Wintermute ne s’affilie pourtant qu’asymptotiquement à l’espèce de ses créateurs, la simulation d’intelligence conservant, aux yeux de ses interlocuteurs, une part d’altérité qui la confine à la marge et, par là même, la diabolise. Taillefer relève que si « la création de la vie est fortement connotée par la religion […], dans Neuromancer, aider Wintermute à acquérir plus d'autonomie [est] assimilable à faire un pacte avec le diable » (2009, 48). Dans le roman, Michele, agente d’une police spéciale affectée aux intelligences artificielles dissidentes, interpelle Case : « You have no care for your species. For thousands of years men dreamed of pacts with demons. Only now are such things possible. And what would you be paid with? What would your price be, for aiding this thing to free itself and grow? » (Gibson 1984, 157) Un antagonisme inconciliable oppose ici l’intelligence artificielle (qualifiée de « thing », de « demon ») à l’espèce humaine. Plus loin, Ashpool, l’une des figures dominantes de la société à l’origine de la création de Neuromancer et de Wintermute, en ajoute et qualifie ce dernier de « lord of hell » (179) — remarque qui souligne encore la méfiance et l'effroi qu’inspire (malgré ses traits humanoïdes) la simulation d’intelligence.

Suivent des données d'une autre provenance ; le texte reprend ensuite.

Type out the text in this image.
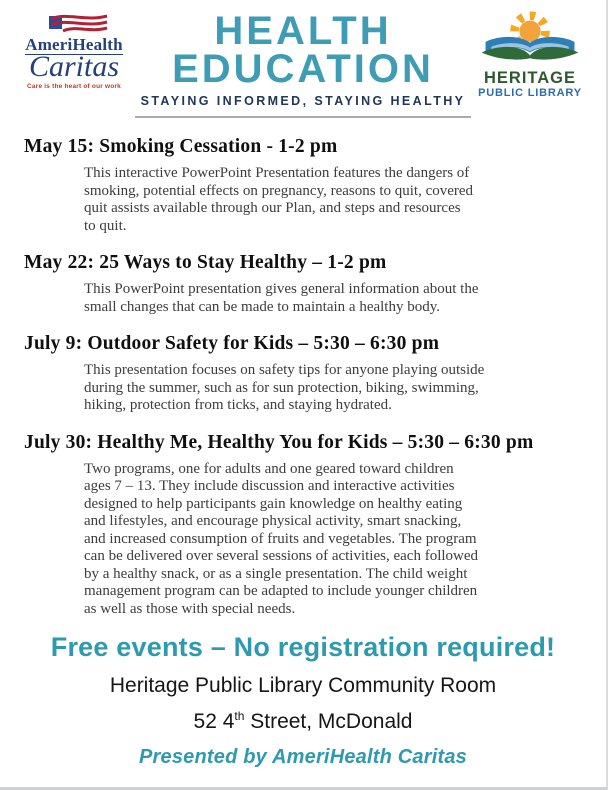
AmeriHealth
Caritas
Care is the heart of our work
HEALTH
EDUCATION
STAYING INFORMED, STAYING HEALTHY
HERITAGE
PUBLIC LIBRARY
May 15: Smoking Cessation - 1-2 pm
This interactive PowerPoint Presentation features the dangers of
smoking, potential effects on pregnancy, reasons to quit, covered
quit assists available through our Plan, and steps and resources
to quit.
May 22: 25 Ways to Stay Healthy – 1-2 pm
This PowerPoint presentation gives general information about the
small changes that can be made to maintain a healthy body.
July 9: Outdoor Safety for Kids – 5:30 – 6:30 pm
This presentation focuses on safety tips for anyone playing outside
during the summer, such as for sun protection, biking, swimming,
hiking, protection from ticks, and staying hydrated.
July 30: Healthy Me, Healthy You for Kids – 5:30 – 6:30 pm
Two programs, one for adults and one geared toward children
ages 7 – 13. They include discussion and interactive activities
designed to help participants gain knowledge on healthy eating
and lifestyles, and encourage physical activity, smart snacking,
and increased consumption of fruits and vegetables. The program
can be delivered over several sessions of activities, each followed
by a healthy snack, or as a single presentation. The child weight
management program can be adapted to include younger children
as well as those with special needs.
Free events – No registration required!
Heritage Public Library Community Room
52 4th Street, McDonald
Presented by AmeriHealth Caritas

Neuromancer actualise ici des motifs récurrents en science-fiction : une angoisse similaire croît en effet lorsque Bowman, protagoniste de 2001 : A Space Odyssey, assiste à l’assassinat de son collègue Frank Poole, projeté dans le vide interplanétaire sous le choc d’une capsule que contrôle Hal, un ordinateur malveillant. Dans un article consacré au roman d’Arthur Clarke (1968), jalon incontournable des représentations fictionnelles de l’intelligence artificielle1, Maurice Weyembergh note que le refus auquel se heurte ensuite Bowman en ordonnant à Hal de lui céder le contrôle manuel d’une commande « exprime toutes les hantises qui ont animé et animent les hommes devant leurs propres produits » (2000, 40). La création échappe au contrôle des créateurs, l’objet devient anti-sujet, à la fois concurrent du sujet et son pendant vicié. La représentation de simulations d’intelligence s’inscrit nécessairement dans une filiation symbolique déterminée, imprégnée d’une série de mythes sécularisés : pour décrire le conflit qui mine le fonctionnement de l’ordinateur, la narration statue d’ailleurs qu’à l’image de ses créateurs, « Hal had been created innocent; but, all too soon, a snake had entered his electronic Eden. » (Clarke 1968, 148) Toujours cet intertexte biblique qui renvoie, une fois de plus, à la diabolisation manifeste qu'implique la figuration des intelligences artificielles dans l’imaginaire collectif.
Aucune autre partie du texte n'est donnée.